Introduction / History

The Yerong call themselves the Daban Yao to locals, or simply as Daban. Although there is a community of Daban Yao in Yunnan's Xishuangbanna Prefecture, the two groups are unrelated. The Yunnan Daban Yao speak the Iu Mien language. The Chinese government includes the Yerong as part of the Yao nationality in China, even though they speak their own, very different language. In 1945, the government described the Yao as being made up of 39 different tribes. Among these tribes, however, are a staggering number and variety of subgroups. "There are thought to be as many as 300 such different appellations among the Yao in China, making research and classification ethnically an impossible task.

In the past, a "tablet" system governed the numerous Yao groups in China. The inhabitants of several villages banded together and erected a stone tablet, engraved in Chinese characters, containing the rules and regulations members of the group must observe. It was a social pact with a set of rules and rights. It also defined sanctions for violating their tablet.

What Are Their Lives Like?

The Chinese praise the Yerong as being an honest and hardworking people. Much intermarriage with other races and tribes has resulted in their small population.
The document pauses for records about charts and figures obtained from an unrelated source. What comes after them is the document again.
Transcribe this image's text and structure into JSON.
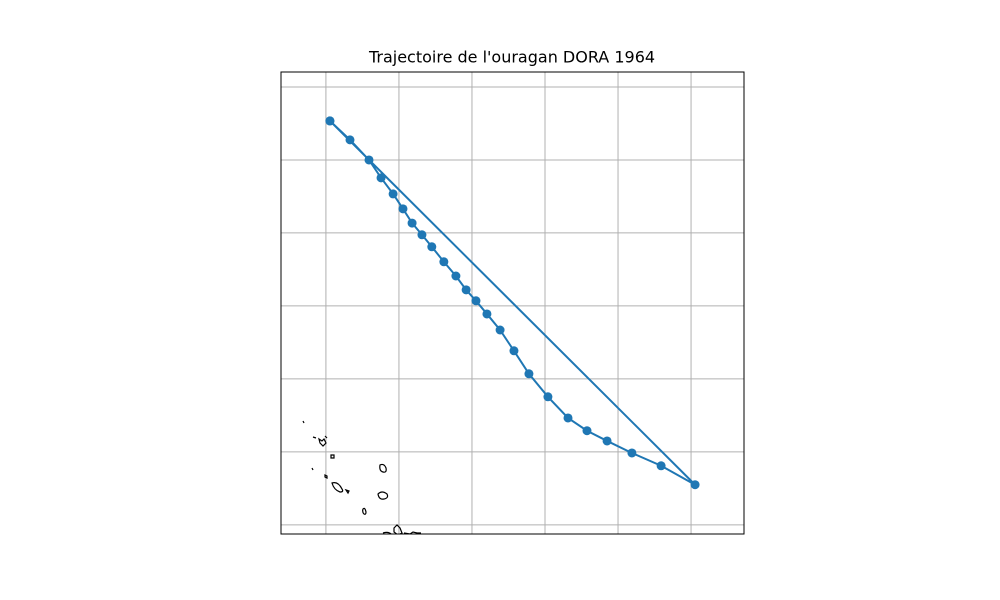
{
  "chart_data": {
    "type": "line",
    "title": "Trajectoire de l'ouragan DORA 1964",
    "x": [
      -27.89,
      -27.34,
      -26.82,
      -26.49,
      -26.16,
      -25.89,
      -25.64,
      -25.37,
      -25.1,
      -24.77,
      -24.44,
      -24.16,
      -23.89,
      -23.59,
      -23.23,
      -22.85,
      -22.44,
      -21.92,
      -21.37,
      -20.85,
      -20.3,
      -19.62,
      -18.82,
      -17.89,
      -27.89
    ],
    "values": [
      23.07,
      22.55,
      22.0,
      21.51,
      21.07,
      20.66,
      20.27,
      19.95,
      19.62,
      19.21,
      18.82,
      18.44,
      18.14,
      17.78,
      17.34,
      16.77,
      16.14,
      15.51,
      14.93,
      14.58,
      14.3,
      13.97,
      13.62,
      13.1,
      23.07
    ],
    "color": "#1f77b4",
    "markers": true,
    "xlim": [
      -29.23,
      -16.55
    ],
    "ylim": [
      11.75,
      24.41
    ],
    "xticks": [
      -28,
      -26,
      -24,
      -22,
      -20,
      -18
    ],
    "yticks": [
      12,
      14,
      16,
      18,
      20,
      22,
      24
    ],
    "grid": true
  }
}
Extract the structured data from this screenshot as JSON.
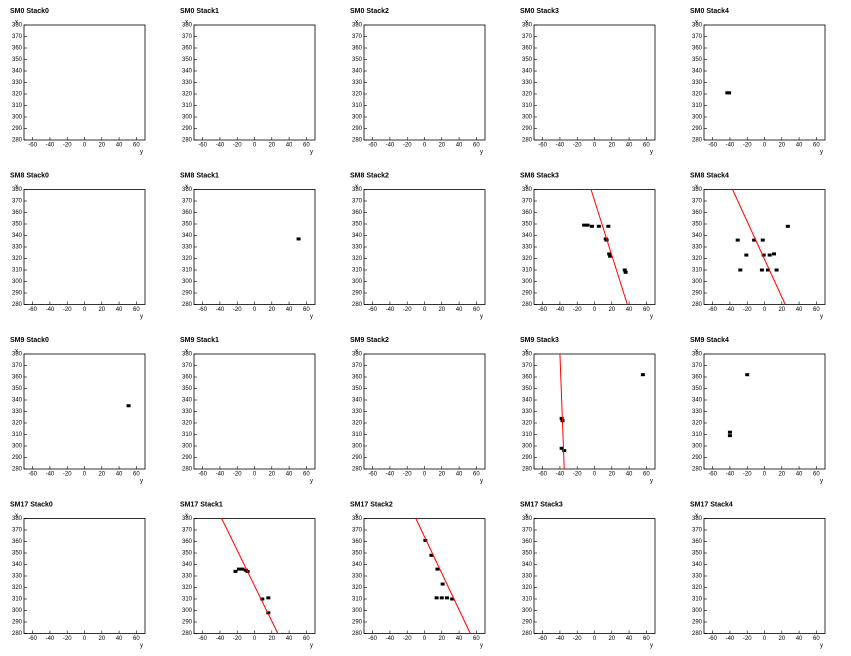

As more Yerong youth leave their home communities to marry and live with other people groups, the very existence of the Yerong is becoming increasingly endangered.

What Are Their Beliefs?

The Yerong practice animism. They do not observe the custom of worshiping Pan Hu, as do most of the other Yao groups in Guangxi.

They are still waiting to hear the gospel for the first time in their history. Foreign missionaries will struggle to effectively reach the isolated Yerong by themselves. Believers from related minority groups or from Han Chinese churches are best suited for effective evangelism. Because of the strong ethnic unity of the clan system, one observer points out, "Cross-cultural missionaries would have a very marginal part in such a thrust but would be needed for encouragement and counseling."

What Are Their Needs?

Like people everywhere, the Yerong people need to allow the loving Savior to direct their lives. They need his forgiveness for sin.

Prayer Points

Pray for the Lord to intervene in Yerong families, calling them to his side.

Pray for loving, Holy Spirit led workers to go to the Yerong.

Pray for the Lord to send dreams and visions to Yerong elders.

Pray for a church planting movement to thrive in their communities.